Tate & Lyle, the British sugar and starches group, is to expand
production of the sweetener sucralose at its plant in the US to
meet increased demand for its Splenda brand.

Tate & Lyle became the sole manufacturer of Splenda earlier this year after reaching an agreement with its US partner McNeil Nutritionals. The British group is also responsible for the worldwide sales of Splenda to food and beverage manufacturers, while McNeil covers the retail and foodservice sales of the brand.

The expansion of the plant at McIntosh, Alabama, will cost some £16 million, and is expected to be completed in January 2006. Tate & Lyle said that the project would be funded from existing resources.

Iain Ferguson, chief executive of Tate & Lyle, said: "We have been delighted by the strong customer-led demand for Splenda sucralose since we completed the realignment in April this year. This growth is across all categories and includes the introduction of new mid-calorie carbonated beverages containing sucralose."

More than 3,500 products are now sweetened with sucralose, the company said.

The cost of the realignment of the sucralose business has already reached £74 million, the company said, and while pre-tax profits from the unit reached £17 million in 2003, this is likely to be reduced by a number of further costs.

"Growing the contribution from value added and consumer branded products is a key element of our strategy and the sucralose ingredients business will be a major contributor,"​ the company said.

"Sucralose is an exciting growth opportunity, ideally placed to meet consumer demand for reduced calorie options in many categories including soft drinks, dairy and confectionery."

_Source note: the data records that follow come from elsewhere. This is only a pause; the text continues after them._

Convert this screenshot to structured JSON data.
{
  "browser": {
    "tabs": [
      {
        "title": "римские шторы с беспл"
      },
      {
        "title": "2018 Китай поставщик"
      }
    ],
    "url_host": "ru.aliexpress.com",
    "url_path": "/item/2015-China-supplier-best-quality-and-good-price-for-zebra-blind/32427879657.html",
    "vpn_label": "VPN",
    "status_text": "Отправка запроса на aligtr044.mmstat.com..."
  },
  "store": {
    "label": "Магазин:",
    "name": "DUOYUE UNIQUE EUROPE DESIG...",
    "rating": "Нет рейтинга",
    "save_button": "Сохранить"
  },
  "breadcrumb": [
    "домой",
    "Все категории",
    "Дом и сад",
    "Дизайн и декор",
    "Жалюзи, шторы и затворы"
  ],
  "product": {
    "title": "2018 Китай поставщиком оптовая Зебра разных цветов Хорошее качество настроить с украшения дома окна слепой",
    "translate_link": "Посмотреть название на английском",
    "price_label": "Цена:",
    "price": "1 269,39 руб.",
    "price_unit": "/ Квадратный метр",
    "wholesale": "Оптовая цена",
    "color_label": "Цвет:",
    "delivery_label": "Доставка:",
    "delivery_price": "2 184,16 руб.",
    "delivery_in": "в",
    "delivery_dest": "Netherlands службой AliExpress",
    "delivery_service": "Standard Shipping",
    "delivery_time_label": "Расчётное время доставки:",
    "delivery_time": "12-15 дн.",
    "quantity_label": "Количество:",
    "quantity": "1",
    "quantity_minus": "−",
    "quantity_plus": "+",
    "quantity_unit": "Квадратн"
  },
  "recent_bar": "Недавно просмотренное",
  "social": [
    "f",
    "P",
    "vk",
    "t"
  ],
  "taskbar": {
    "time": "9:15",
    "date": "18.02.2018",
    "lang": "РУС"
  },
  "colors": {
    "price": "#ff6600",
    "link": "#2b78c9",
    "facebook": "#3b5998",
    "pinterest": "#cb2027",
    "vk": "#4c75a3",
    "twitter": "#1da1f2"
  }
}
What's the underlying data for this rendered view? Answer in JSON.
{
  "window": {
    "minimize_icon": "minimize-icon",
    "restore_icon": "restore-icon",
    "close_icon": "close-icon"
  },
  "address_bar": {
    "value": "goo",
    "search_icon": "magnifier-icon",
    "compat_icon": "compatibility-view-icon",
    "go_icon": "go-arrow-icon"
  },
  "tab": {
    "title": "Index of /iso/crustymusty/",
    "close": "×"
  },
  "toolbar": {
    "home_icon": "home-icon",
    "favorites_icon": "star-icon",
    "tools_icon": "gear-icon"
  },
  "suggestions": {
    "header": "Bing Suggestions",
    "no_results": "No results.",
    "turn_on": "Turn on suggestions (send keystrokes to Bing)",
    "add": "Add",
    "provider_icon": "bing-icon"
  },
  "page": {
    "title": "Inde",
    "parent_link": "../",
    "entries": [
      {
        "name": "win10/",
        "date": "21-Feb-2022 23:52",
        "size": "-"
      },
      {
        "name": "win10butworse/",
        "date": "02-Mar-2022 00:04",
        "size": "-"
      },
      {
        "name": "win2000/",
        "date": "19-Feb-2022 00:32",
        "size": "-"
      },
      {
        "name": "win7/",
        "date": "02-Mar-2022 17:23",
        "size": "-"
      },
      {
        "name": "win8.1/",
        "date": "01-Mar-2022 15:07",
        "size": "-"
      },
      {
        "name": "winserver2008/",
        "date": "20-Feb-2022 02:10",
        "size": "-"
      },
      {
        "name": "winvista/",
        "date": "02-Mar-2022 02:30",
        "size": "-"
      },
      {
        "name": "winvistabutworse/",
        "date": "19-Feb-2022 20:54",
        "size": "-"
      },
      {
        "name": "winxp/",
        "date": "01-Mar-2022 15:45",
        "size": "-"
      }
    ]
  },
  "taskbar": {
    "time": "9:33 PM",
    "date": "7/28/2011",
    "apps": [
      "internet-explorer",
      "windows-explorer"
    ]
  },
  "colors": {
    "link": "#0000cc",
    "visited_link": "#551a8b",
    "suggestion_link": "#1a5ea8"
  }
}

Growing the added value business should also help Tate & Lyle offset some of the vagaries experience at its other operations, such as the significantly higher raw material prices which particularly impacted Amylum, the group's European cereal sweetener and starch business, in the second half of 2003.

This, and other factors such as adverse currency exchange rates, left Tate & Lyle with a full-year sales performance which was virtually unchanged from the year before at £3.2 billion, although a good performance in the US (in local currency terms) allowed the company to lift pre-tax profits by nearly 20 per cent.